“The gentleness of wisdom” sounds too nice for me. I confess I do not care for overly ‘nice’ people. I prefer men and women with a little ‘bite’. I fear nice people cannot be trusted to complete difficult tasks. They will cave at the first sign of resistance. In the name of cooperation, their ‘nice-ness’ becomes easily manipulated by those whose agenda is not as nice.
I am afraid of becoming a ‘nice guy.’ I don’t expect (nor do I want) to see “He was a nice guy” on my tombstone. ‘Nice’ is not the first descriptor that springs to mind when someone thinks of me. The whole idea of ‘nice’ conjures up in me an image of a wimpy, milk-toast guy who is driven along like a dry leaf wherever the wind of social mores takes him. He is Clark Kent without the super powers. The color of his thoughts change like a chameleon and far too easily adapt to the shade of surrounding opinions. I do not respect ‘nice guys,’

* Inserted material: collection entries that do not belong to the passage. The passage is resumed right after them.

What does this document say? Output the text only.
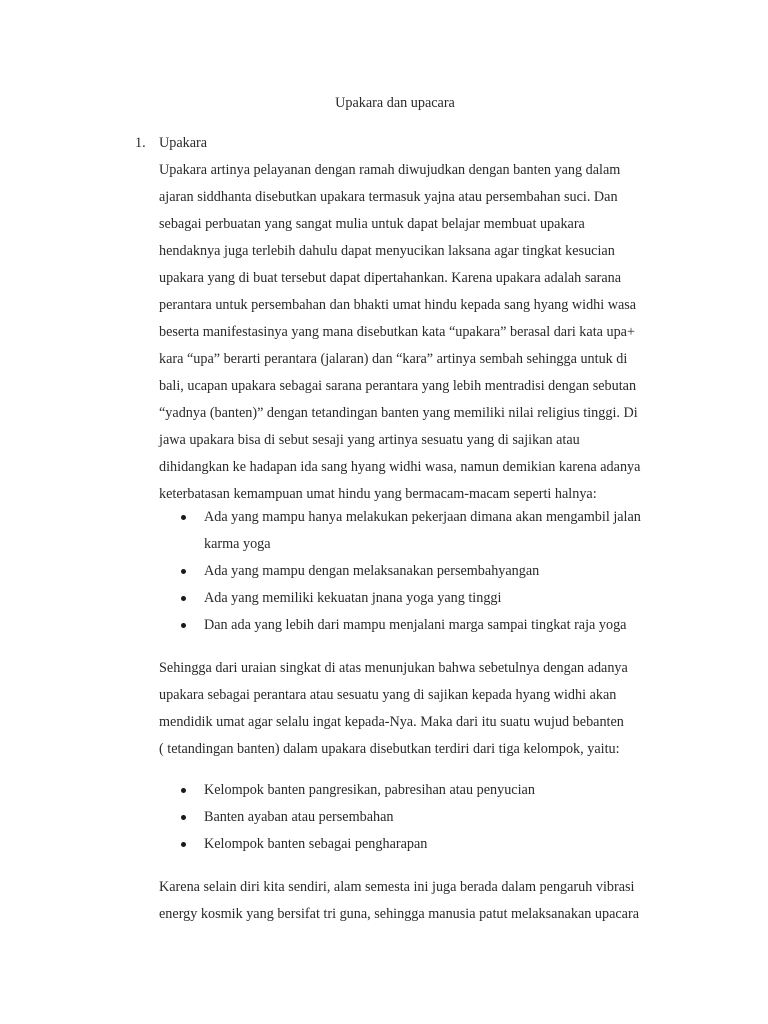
Upakara dan upacara
1. Upakara

Upakara artinya pelayanan dengan ramah diwujudkan dengan banten yang dalam
ajaran siddhanta disebutkan upakara termasuk yajna atau persembahan suci. Dan
sebagai perbuatan yang sangat mulia untuk dapat belajar membuat upakara
hendaknya juga terlebih dahulu dapat menyucikan laksana agar tingkat kesucian
upakara yang di buat tersebut dapat dipertahankan. Karena upakara adalah sarana
perantara untuk persembahan dan bhakti umat hindu kepada sang hyang widhi wasa
beserta manifestasinya yang mana disebutkan kata “upakara” berasal dari kata upa+
kara “upa” berarti perantara (jalaran) dan “kara” artinya sembah sehingga untuk di
bali, ucapan upakara sebagai sarana perantara yang lebih mentradisi dengan sebutan
“yadnya (banten)” dengan tetandingan banten yang memiliki nilai religius tinggi. Di
jawa upakara bisa di sebut sesaji yang artinya sesuatu yang di sajikan atau
dihidangkan ke hadapan ida sang hyang widhi wasa, namun demikian karena adanya
keterbatasan kemampuan umat hindu yang bermacam-macam seperti halnya:

Ada yang mampu hanya melakukan pekerjaan dimana akan mengambil jalan
karma yoga
Ada yang mampu dengan melaksanakan persembahyangan
Ada yang memiliki kekuatan jnana yoga yang tinggi
Dan ada yang lebih dari mampu menjalani marga sampai tingkat raja yoga

Sehingga dari uraian singkat di atas menunjukan bahwa sebetulnya dengan adanya
upakara sebagai perantara atau sesuatu yang di sajikan kepada hyang widhi akan
mendidik umat agar selalu ingat kepada-Nya. Maka dari itu suatu wujud bebanten
( tetandingan banten) dalam upakara disebutkan terdiri dari tiga kelompok, yaitu:

Kelompok banten pangresikan, pabresihan atau penyucian
Banten ayaban atau persembahan
Kelompok banten sebagai pengharapan

Karena selain diri kita sendiri, alam semesta ini juga berada dalam pengaruh vibrasi
energy kosmik yang bersifat tri guna, sehingga manusia patut melaksanakan upacara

My self respect depends upon my determination to remain true to my convictions. I will often ‘stick to my guns’ even when it is not popular, personally advantageous, politically correct, or a very ‘nice’ to do so. During times of serious reflection on verses like James 3.13, however, I find myself wondering if ‘sticking to my guns’ is code for ‘stuck in the mud’? Am I man of conviction, or just plain stubborn? I assume there is no redeeming value in the absolute refusal to change. The distinction between holding high standards and being a jerk may be very, very thin.
In a 1956 interview, then President Dwight Eisenhower’s Secretary of State, John Foster Dulles said:
“The ability to get to the verge without getting into war is the necessary art. If you try to run away from it, if you are scared to go to the brink, you are lost.”
I am not afraid to “get to the verge” however I suspect I fight some battles I don’t need to. Perhaps a good dose of “the gentleness of wisdom” will keep me from plummeting over the edge when I am on the brink of my next personal war.